Students were working under a shed roof, excavating a thin layer of a floor 33,000 years old in a rock shelter called Abri Castanet. Abri means shelter in French, and this vallon, about 100 yards across and 300 yards long, has at the bases of its cliffs a dozen such shelters, containing some of the oldest known carvings and paintings, as well as cruder artefacts going much further back. Marcel Castanet, the first excavator at this spot, is the source of the name for Abri Castanet. His descendants still own the land — and Castel-Merle — and his son, René, used to run a small museum of prehistory in Sergeac, although many of his better finds can be found at the Pre-History Museum in Les Eyzies. René’s granddaughter, Isabelle Castanet-Daumas, an archaeologist, now owns the vallon and offers tours of its rock shelters.

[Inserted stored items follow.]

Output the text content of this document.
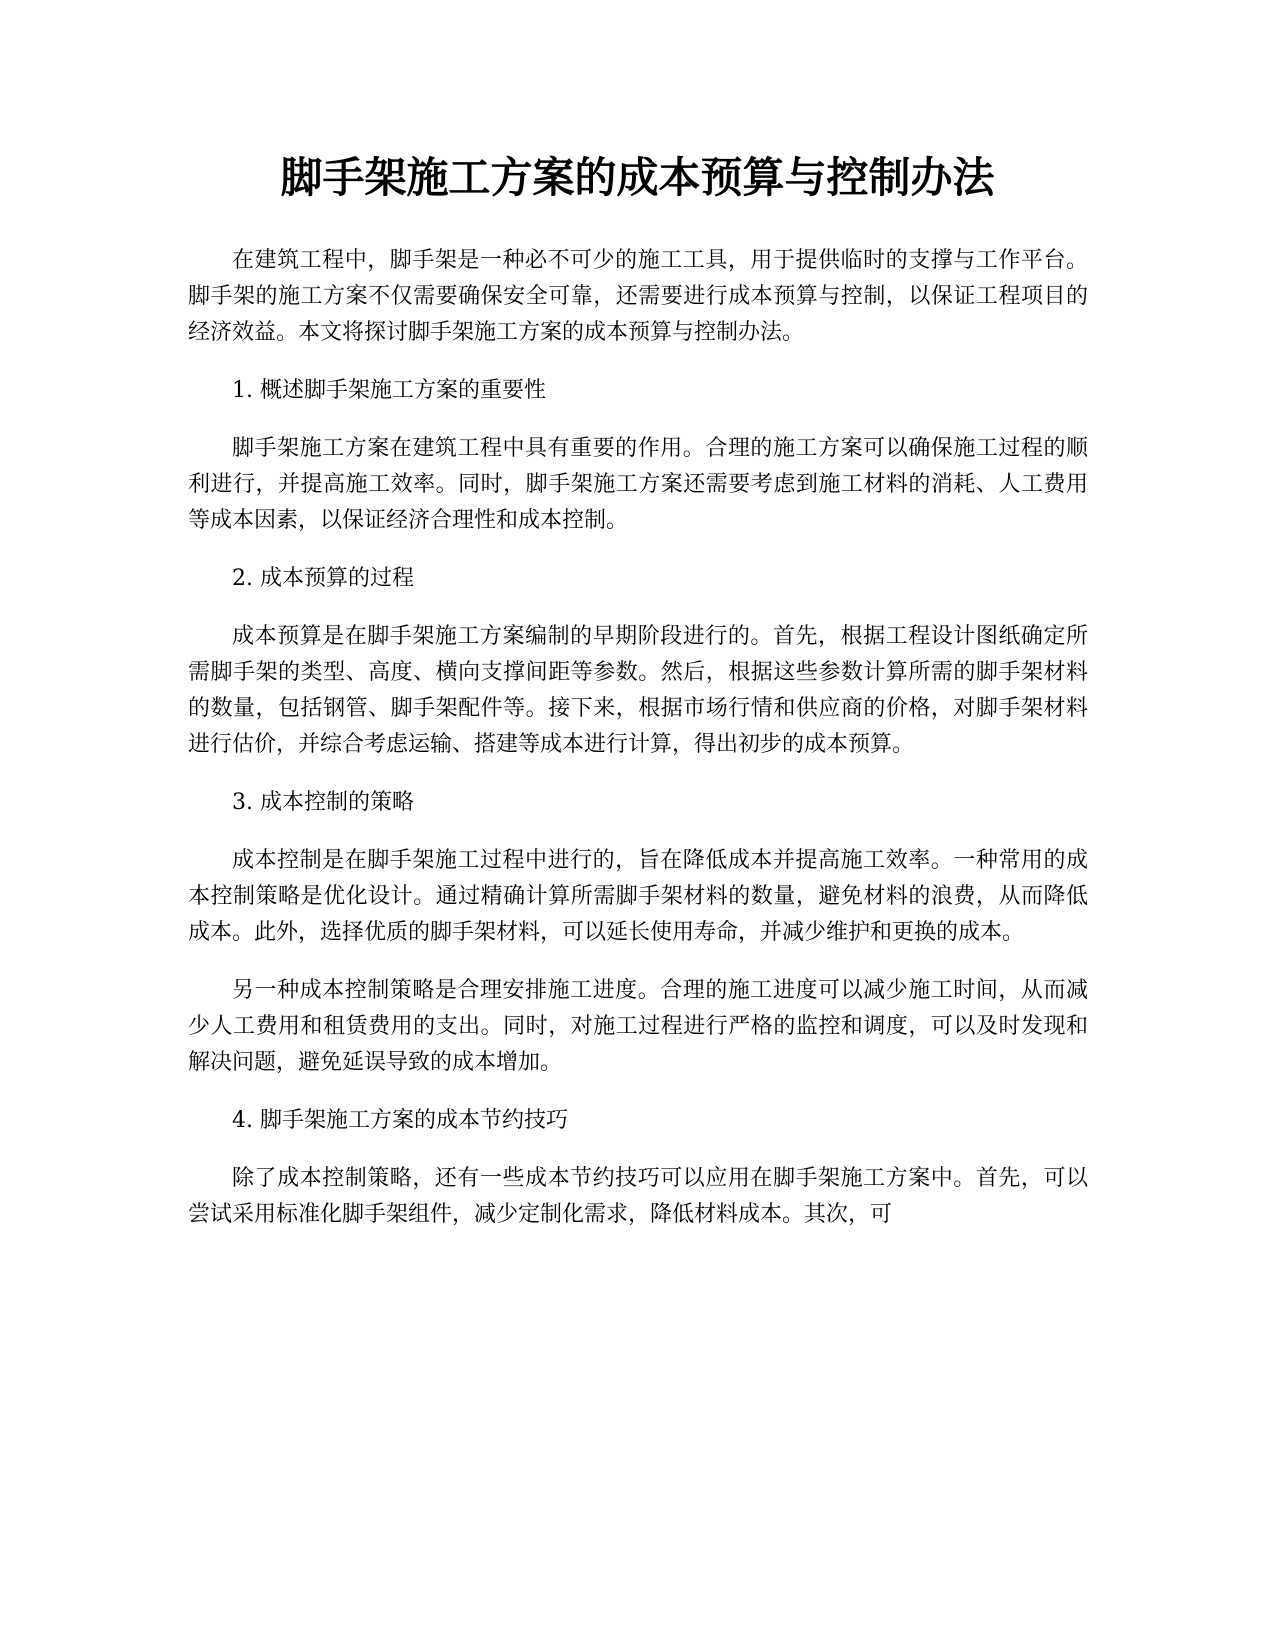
脚手架施工方案的成本预算与控制办法

在建筑工程中，脚手架是一种必不可少的施工工具，用于提供临时的支撑与工作平台。脚手架的施工方案不仅需要确保安全可靠，还需要进行成本预算与控制，以保证工程项目的经济效益。本文将探讨脚手架施工方案的成本预算与控制办法。

1. 概述脚手架施工方案的重要性

脚手架施工方案在建筑工程中具有重要的作用。合理的施工方案可以确保施工过程的顺利进行，并提高施工效率。同时，脚手架施工方案还需要考虑到施工材料的消耗、人工费用等成本因素，以保证经济合理性和成本控制。

2. 成本预算的过程

成本预算是在脚手架施工方案编制的早期阶段进行的。首先，根据工程设计图纸确定所需脚手架的类型、高度、横向支撑间距等参数。然后，根据这些参数计算所需的脚手架材料的数量，包括钢管、脚手架配件等。接下来，根据市场行情和供应商的价格，对脚手架材料进行估价，并综合考虑运输、搭建等成本进行计算，得出初步的成本预算。

3. 成本控制的策略

成本控制是在脚手架施工过程中进行的，旨在降低成本并提高施工效率。一种常用的成本控制策略是优化设计。通过精确计算所需脚手架材料的数量，避免材料的浪费，从而降低成本。此外，选择优质的脚手架材料，可以延长使用寿命，并减少维护和更换的成本。

另一种成本控制策略是合理安排施工进度。合理的施工进度可以减少施工时间，从而减少人工费用和租赁费用的支出。同时，对施工过程进行严格的监控和调度，可以及时发现和解决问题，避免延误导致的成本增加。

4. 脚手架施工方案的成本节约技巧

除了成本控制策略，还有一些成本节约技巧可以应用在脚手架施工方案中。首先，可以尝试采用标准化脚手架组件，减少定制化需求，降低材料成本。其次，可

In a hut beside the Abri Castanet, Dr. Randall White, a professor of anthropology at New York University, was excavating refuse from a 33,000-year-old bead workshop. He picked through bead-making residue with a pair of tweezers, separating tiny shards of hematite, used for polishing, from equally minuscule scraps of the charred reindeer antler and bone. The beads themselves were made of mammoth ivory and soapstone, materials prized apparently for their smoothness. Behind him, students uncovered a section of the ancient floor with brushes. “We’re picking through the garbage of everyday life 33,000 years ago,” he said, holding up the tiny ulna of a prehistoric bird or rodent.
The nomadic hunters called the Cro-Magnon, who were, like us, Homo sapiens, existed here from about 40,000 to 10,000 years ago, and wintered in the vallon sporadically over that time. The canyon sheltered them from cold winds, and the natural rock overhangs allowed them to hold heat inside by hanging hides over the openings of their shelters. It is thought that different groups met in those cold months and shared materials, techniques and genes before separating to go to their summer hunting grounds in the spring.
Their own ancestors had come to the Dordogne from Africa, taking thousands of years to get there only to find another human species already in residence — the Neanderthal.
Professor White believes that the shock of that contact was an impetus for the Cro-Magnon use of body ornamentation. “Ornamentation helped them organise into large groups and identify each other across wide distances,” he said. Their distinctive styles of beadwork and clothing made them identifiable as Cro-Magnon and differentiated them from the Neanderthals. In this view, ornamentation was not only the beginning of metaphor — the taking of an image or material out of one context and placing it in another — but also of the concept of social status. Abri Castanet is one of the richest sources of concrete evidence for ornamentation, though earlier so-called “find spots” exist in France and South Africa.